Le REER est un type de compte qui comporte plusieurs avantages fiscaux et demeure un outil parmi tant d’autres pour vous permettre de vous faire sauver de l’impôt.
 
Une bonne planification et une bonne connaissance de son fonctionnement feront en sorte de maximiser son utilisation.
 
Si vous comparez un REER à un autre type de compte, cela doit être fait en considérant l’ensemble de la situation et non pas un point en particulier, car une multitude d’éléments peuvent faire en sorte que le REER sera plus ou moins intéressant pour un individu.
 
Mon but n’était pas de dire que le REER est un bon véhicule ou non pour investir, mais simplement de vous donner des pistes de réflexion pour que vous puissiez prendre la meilleure décision. Comme toute autre chose, il y a de bons côtés et de mauvais côtés aux REER, tout dépend de votre situation. 
 

Avis important

Le but de cet article étant de vous donner une base de connaissance sur le fonctionnement du REER, il est très difficile de garder le tout simple, tout en vous donnant un exemple de toutes les situations possibles lorsque vous utilisez un REER. Nous vous recommandons donc de nous consulter avant de mettre en place un programme d’épargne qui inclurait l’utilisation d’un REER. Vous pouvez également consulter mes prochains articles sur le CELI, le REEE et le REEI (et autres) pour comprendre que d’autres types de compte peuvent aussi être utilisés et que chacun possède des caractéristiques qui leur sont propres.
 
La fiscalité canadienne est complexe et chaque cas est différent, nous vous recommandons de nous consulter avant de prendre des décisions. Cet article ne couvre qu’une partie du fonctionnement du REER et ne remplace pas la loi.
 
 
Les explications sont exactes à la date où l’article fut rédigé.
 
 
Les articles sont révisés occasionnellement ou lors de changements importants à la loi.
 
 
D’autres articles seront produits dans le futur.

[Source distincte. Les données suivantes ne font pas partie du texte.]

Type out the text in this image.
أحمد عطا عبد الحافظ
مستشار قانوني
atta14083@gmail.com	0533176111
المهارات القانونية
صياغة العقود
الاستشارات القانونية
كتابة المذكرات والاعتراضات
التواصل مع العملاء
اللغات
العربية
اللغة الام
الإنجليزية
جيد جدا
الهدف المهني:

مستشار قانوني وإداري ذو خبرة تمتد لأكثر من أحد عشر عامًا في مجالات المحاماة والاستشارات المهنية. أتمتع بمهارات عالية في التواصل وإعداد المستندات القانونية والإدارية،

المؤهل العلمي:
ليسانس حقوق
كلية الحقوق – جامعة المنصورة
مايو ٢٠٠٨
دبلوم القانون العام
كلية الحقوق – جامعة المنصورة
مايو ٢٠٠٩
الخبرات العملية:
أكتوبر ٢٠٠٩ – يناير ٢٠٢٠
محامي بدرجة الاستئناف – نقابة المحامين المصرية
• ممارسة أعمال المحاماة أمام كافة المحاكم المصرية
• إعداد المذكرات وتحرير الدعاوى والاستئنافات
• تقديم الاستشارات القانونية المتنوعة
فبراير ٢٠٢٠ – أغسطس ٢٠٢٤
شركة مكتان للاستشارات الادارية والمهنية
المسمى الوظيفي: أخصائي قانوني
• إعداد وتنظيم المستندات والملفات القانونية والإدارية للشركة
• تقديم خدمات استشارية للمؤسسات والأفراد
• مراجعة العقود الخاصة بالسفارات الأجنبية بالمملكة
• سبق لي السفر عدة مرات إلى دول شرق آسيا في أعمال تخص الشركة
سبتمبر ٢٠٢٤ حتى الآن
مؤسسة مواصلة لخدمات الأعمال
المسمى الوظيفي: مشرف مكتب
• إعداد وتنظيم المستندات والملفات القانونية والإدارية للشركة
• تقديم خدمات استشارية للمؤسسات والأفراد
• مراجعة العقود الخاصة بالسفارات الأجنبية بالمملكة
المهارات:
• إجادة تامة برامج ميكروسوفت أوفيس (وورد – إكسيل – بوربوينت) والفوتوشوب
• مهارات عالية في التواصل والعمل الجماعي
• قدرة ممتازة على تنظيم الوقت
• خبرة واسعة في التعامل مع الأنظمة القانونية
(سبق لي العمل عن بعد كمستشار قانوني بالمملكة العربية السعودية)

Ils élaboreront davantage sur le sujet.
 
 
En aucun cas, Fiscalité Cible Inc. ne peut être tenu responsable de l’utilisation de ces explications, des stratégies développées à partir des explications fournies ou toutes autres choses de quelque nature que ce soit en rapport avec cet article. Veuillez vous référer à la loi dans tous les cas.
 
 
 
Merci de l’intérêt que vous portez à mes articles.